Is the A$ on the slide?

A number of leading international commentators are now predicting further softening in the A$ value.

Business Spectator analyst Stephen Koukoulas said while forecasting currencies is hazardous, the recent influences on the A$, its new fall and the change in sentiment suggested the US96c target that Westpac’s economist, Bill Evans had forecast for 2014 would be hit much earlier than that.

"And the fall could well be much sharper," he said. 

US investment legend George Soros is reported to have made a $19 million profit this week, wagering on a RBA interest rate decline, and subsequent easing in the Australian dollar. He thinks it will ease further.

Another respected US investor, Stanley Druckenmiller, founder of Duquesne Capital, also came out this week calling an end to the commodity ‘super cycle’ and recommending investors short the A$.

Speaking at the Sohn investment conference in New York, Mr Druckenmiller argued that “China had misallocated resources and misread signals”, whereas “commodity producers ramped-up production and misread the situation.”

As such, the current supply demand situation in commodities was ‘deadly’, and the commodity ‘super-cycle’ was now at an end, he suggested.

The past two years are not a correction, but a trend,” Mr Druckenmiller said.

He urged investors to avoid commodities and go short on the Aussie dollar.

“We think the Australian dollar will come down and will come down hard.”

Mr Druckenmiller famously earned $1 billion for his Quantum Fund by betting against and forcing a devaluation of the British pound in 1992.
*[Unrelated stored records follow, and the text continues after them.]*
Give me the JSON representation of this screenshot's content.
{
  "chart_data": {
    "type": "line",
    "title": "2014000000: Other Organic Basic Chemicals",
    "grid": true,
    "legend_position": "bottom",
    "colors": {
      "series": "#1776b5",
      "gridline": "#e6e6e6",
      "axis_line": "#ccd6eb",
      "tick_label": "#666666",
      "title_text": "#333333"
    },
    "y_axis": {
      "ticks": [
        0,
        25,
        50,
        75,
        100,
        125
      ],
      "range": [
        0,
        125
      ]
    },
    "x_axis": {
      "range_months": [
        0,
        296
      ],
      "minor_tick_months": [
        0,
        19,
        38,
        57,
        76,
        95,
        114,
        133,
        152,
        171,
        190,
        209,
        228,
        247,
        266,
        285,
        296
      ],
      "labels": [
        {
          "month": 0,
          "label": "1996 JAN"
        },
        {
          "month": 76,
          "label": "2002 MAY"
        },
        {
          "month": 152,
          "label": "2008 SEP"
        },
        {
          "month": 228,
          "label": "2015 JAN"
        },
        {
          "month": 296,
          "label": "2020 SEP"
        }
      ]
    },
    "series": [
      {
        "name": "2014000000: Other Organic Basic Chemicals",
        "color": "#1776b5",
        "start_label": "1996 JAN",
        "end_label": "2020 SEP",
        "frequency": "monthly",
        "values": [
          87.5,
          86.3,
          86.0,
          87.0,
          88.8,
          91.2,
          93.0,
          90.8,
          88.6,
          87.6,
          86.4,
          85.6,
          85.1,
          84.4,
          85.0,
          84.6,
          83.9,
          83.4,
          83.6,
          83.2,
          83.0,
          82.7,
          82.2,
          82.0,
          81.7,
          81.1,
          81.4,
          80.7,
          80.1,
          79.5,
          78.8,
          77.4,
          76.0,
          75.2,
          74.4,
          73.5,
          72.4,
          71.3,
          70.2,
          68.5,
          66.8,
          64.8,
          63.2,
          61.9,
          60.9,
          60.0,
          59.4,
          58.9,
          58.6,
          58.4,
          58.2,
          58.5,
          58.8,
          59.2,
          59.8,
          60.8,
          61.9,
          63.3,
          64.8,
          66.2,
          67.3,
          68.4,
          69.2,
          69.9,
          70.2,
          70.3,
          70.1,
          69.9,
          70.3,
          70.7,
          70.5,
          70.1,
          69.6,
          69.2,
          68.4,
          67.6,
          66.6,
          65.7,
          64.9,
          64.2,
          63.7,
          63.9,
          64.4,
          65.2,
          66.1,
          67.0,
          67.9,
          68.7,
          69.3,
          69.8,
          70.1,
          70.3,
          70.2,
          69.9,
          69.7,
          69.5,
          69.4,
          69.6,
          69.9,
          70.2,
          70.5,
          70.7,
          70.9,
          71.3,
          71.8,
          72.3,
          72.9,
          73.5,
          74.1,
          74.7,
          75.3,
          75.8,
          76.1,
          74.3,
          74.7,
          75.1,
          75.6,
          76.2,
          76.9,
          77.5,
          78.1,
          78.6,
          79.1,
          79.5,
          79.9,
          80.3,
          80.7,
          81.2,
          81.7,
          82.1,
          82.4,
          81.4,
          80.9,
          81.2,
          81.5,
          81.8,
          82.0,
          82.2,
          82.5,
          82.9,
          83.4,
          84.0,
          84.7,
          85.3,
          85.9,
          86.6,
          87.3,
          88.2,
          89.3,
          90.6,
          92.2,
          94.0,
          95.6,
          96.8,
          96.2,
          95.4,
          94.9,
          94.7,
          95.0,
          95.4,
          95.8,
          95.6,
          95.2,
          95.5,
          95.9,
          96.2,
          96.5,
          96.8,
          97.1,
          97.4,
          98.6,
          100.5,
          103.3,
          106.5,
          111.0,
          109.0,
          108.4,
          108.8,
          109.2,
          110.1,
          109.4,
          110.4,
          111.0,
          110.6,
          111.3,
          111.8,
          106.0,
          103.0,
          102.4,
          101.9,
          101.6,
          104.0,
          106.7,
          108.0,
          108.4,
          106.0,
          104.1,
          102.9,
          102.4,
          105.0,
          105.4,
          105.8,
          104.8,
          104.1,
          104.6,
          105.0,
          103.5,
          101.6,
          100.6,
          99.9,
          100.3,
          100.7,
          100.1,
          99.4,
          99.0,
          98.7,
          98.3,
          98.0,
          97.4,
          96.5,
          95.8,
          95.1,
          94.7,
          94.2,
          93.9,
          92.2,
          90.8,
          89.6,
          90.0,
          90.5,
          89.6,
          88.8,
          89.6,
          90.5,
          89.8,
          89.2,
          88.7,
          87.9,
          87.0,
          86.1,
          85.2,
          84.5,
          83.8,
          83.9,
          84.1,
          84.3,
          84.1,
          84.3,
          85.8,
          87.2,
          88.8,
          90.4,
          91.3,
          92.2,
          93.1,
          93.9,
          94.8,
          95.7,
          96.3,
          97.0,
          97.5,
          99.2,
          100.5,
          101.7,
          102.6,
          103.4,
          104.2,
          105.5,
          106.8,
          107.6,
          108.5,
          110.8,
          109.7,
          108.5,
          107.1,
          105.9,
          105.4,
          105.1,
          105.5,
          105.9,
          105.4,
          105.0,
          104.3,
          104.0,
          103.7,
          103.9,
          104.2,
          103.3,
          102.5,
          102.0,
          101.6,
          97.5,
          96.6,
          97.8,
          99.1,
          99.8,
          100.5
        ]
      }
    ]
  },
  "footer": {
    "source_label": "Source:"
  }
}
“The hedge fund sharks look to be circling the A$,” commentator unconventionaleconomist.com said this week. “We don’t know when the A$ correction will come, but when it does it will likely be swift.”

 

EYCI slide continues

While recent currency movements have been encouraging, the Eastern Young Cattle Indicator continued its long slide this week, falling below 300c/kg for the first time since December 2009.

The market closed on Thursday at 285.75c.

MLA’s weekly report issued this morning made the point that while the EYCI is currently at a three-year low, when comparing to similar years where widespread dry conditions were experienced, the price trend is similar.

The EYCI in the very dry 2007 year averaged 317.61c, with a low-point of 272.5c. Similarly, in the dry 2009 year, the EYCI reached a low of 277.75c, to average 317c/kg.

“While the EYCI reached a low point this week, so far for 2013, the year-to-date average is 323.44c/kg, above that of both 2007 and 2009,” MLA pointed out.